Closed - Implemented
FTC has taken three key steps to assess the extent to which its rules are being followed. First, in November 2008, the FTC staff conducted multiple store visits across the country and inspected Web sites to gauge rule compliance and examine the extent to which required information is available to consumers. In particular, FTC staff visited 89 retail stores and collected information about the EnergyGuide label for 8,616 appliances. We found that the EnergyGuide label was missing on 21% of the appliances we reviewed and that the label was not easily read on 3% of the appliances. In the spring of 2009, the FTC staff reviewed 25 Web sites and examined a total of 618 appliances. We found that 75% of the appliances did not provide either an image of the EnergyGuide label or the disclosures required by the FTC's Appliance Labeling Rule. Second, in July 2009, the FTC staff sent warning letters to the operators of these 25 Web sites. The FTC staff conducted follow-up reviews of the Web sites and the Commission has taken action against those retailers it alleges were not in compliance with the Rule. Relatedly, on November 1, 2010, the Commission issued complaints and accepted consent agreements against three retailers to resolve allegations that they failed to provide the EnergyGuide information online. PC Richard & Son agreed to pay $180,000, Abt Electronics agreed to pay $137,500, and Pinnacle Marketing Group agreed to pay $100,000. The Commission also issued notices of proposed penalty of $540,000 against Universal Computers and Electronics and $100,000 against Universal Appliances, Kitchens, and Baths. Third, FTC staff also has implemented procedures to collect and maintain any complaints we receive concerning appliance labeling. Last year, we received six complaints that related to appliance labeling. The FTC staff will continue to follow these procedures with respect to complaints received in the future.

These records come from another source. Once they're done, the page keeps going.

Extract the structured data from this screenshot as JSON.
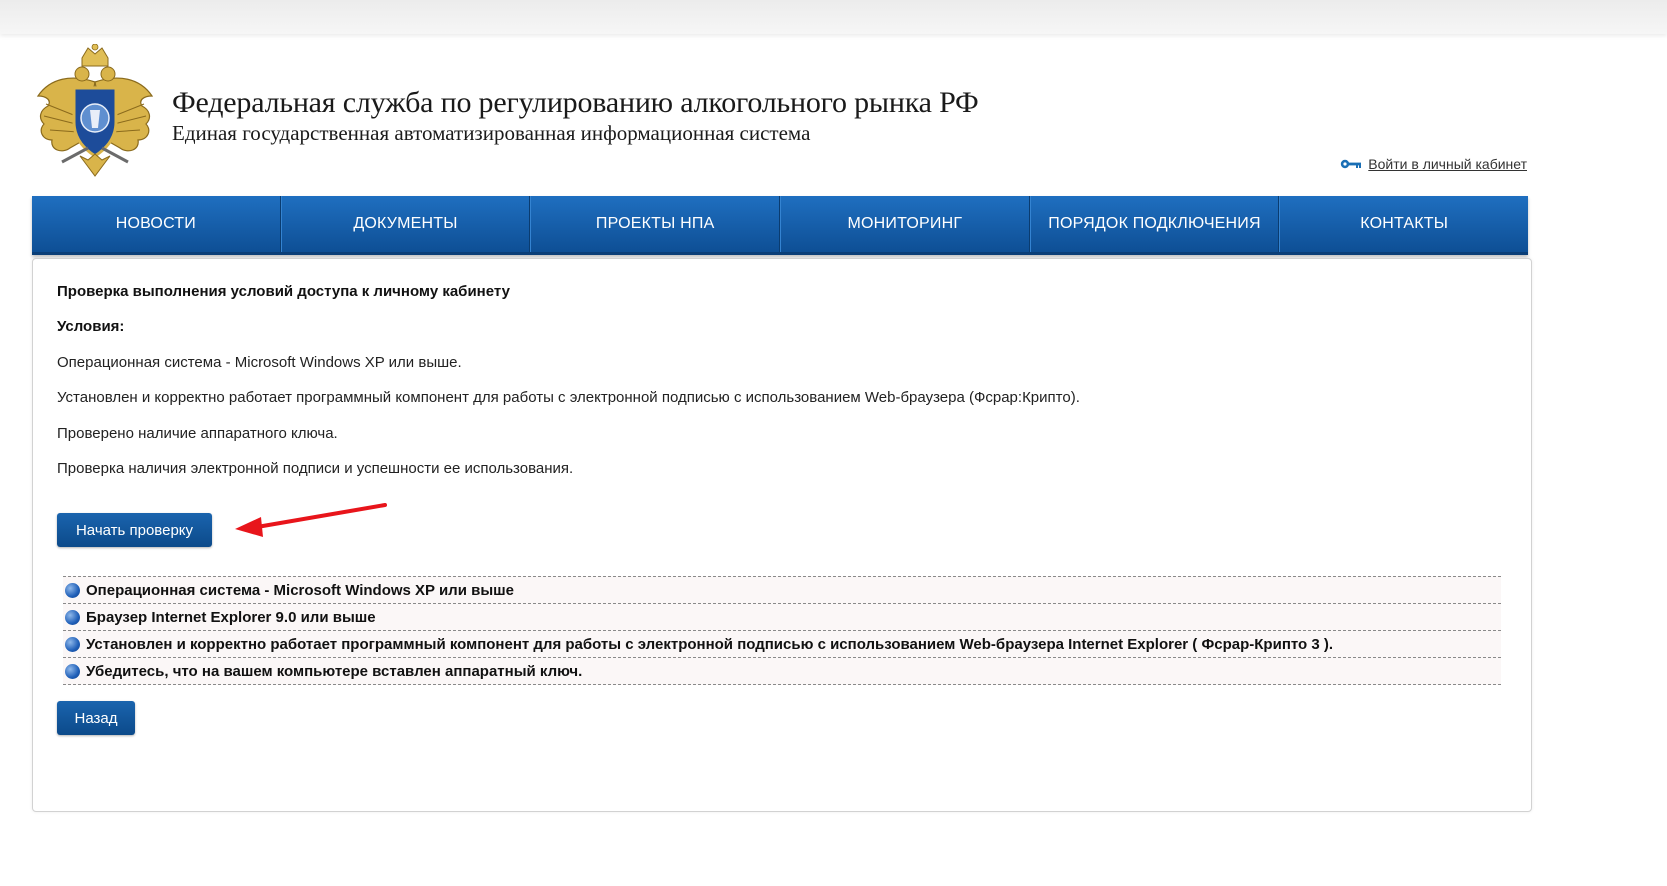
{
  "header": {
    "org_title": "Федеральная служба по регулированию алкогольного рынка РФ",
    "org_subtitle": "Единая государственная автоматизированная информационная система",
    "login_link": "Войти в личный кабинет",
    "emblem_icon": "coat-of-arms-emblem",
    "login_icon": "key-icon"
  },
  "nav": {
    "items": [
      {
        "label": "НОВОСТИ"
      },
      {
        "label": "ДОКУМЕНТЫ"
      },
      {
        "label": "ПРОЕКТЫ НПА"
      },
      {
        "label": "МОНИТОРИНГ"
      },
      {
        "label": "ПОРЯДОК ПОДКЛЮЧЕНИЯ"
      },
      {
        "label": "КОНТАКТЫ"
      }
    ]
  },
  "main": {
    "title": "Проверка выполнения условий доступа к личному кабинету",
    "conditions_label": "Условия:",
    "conditions": [
      "Операционная система - Microsoft Windows XP или выше.",
      "Установлен и корректно работает программный компонент для работы с электронной подписью с использованием Web-браузера (Фсрар:Крипто).",
      "Проверено наличие аппаратного ключа.",
      "Проверка наличия электронной подписи и успешности ее использования."
    ],
    "start_button": "Начать проверку",
    "checklist": [
      "Операционная система - Microsoft Windows XP или выше",
      "Браузер Internet Explorer 9.0 или выше",
      "Установлен и корректно работает программный компонент для работы с электронной подписью с использованием Web-браузера Internet Explorer ( Фсрар-Крипто 3 ).",
      "Убедитесь, что на вашем компьютере вставлен аппаратный ключ."
    ],
    "back_button": "Назад"
  },
  "colors": {
    "nav_blue": "#1366b5",
    "button_blue": "#0f55a0",
    "annotation_arrow": "#e8151b",
    "status_dot": "#1f5fb8"
  }
}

Federal Trade Commission To ensure that EnergyGuide remains effective in a changing retail market, the Chairman of the Federal Trade Commission should clarify FTC's rules regarding the display of EnergyGuide information in the current retail environment, such as for warehouse retailers and Web-based product purchasing.
Closed - Implemented
FTC has taken steps to improve its oversight of the availability of the Energy Guide label. In particular, in developing the rule for televisions, FTC agreed with commenters on the rule that it should require online retailers to provide access to an image of the Energy Guide label. The commission has also taken actions against online sellers of other products who were not providing such access, resulting in consent settlements and proposed fines of over $1 million.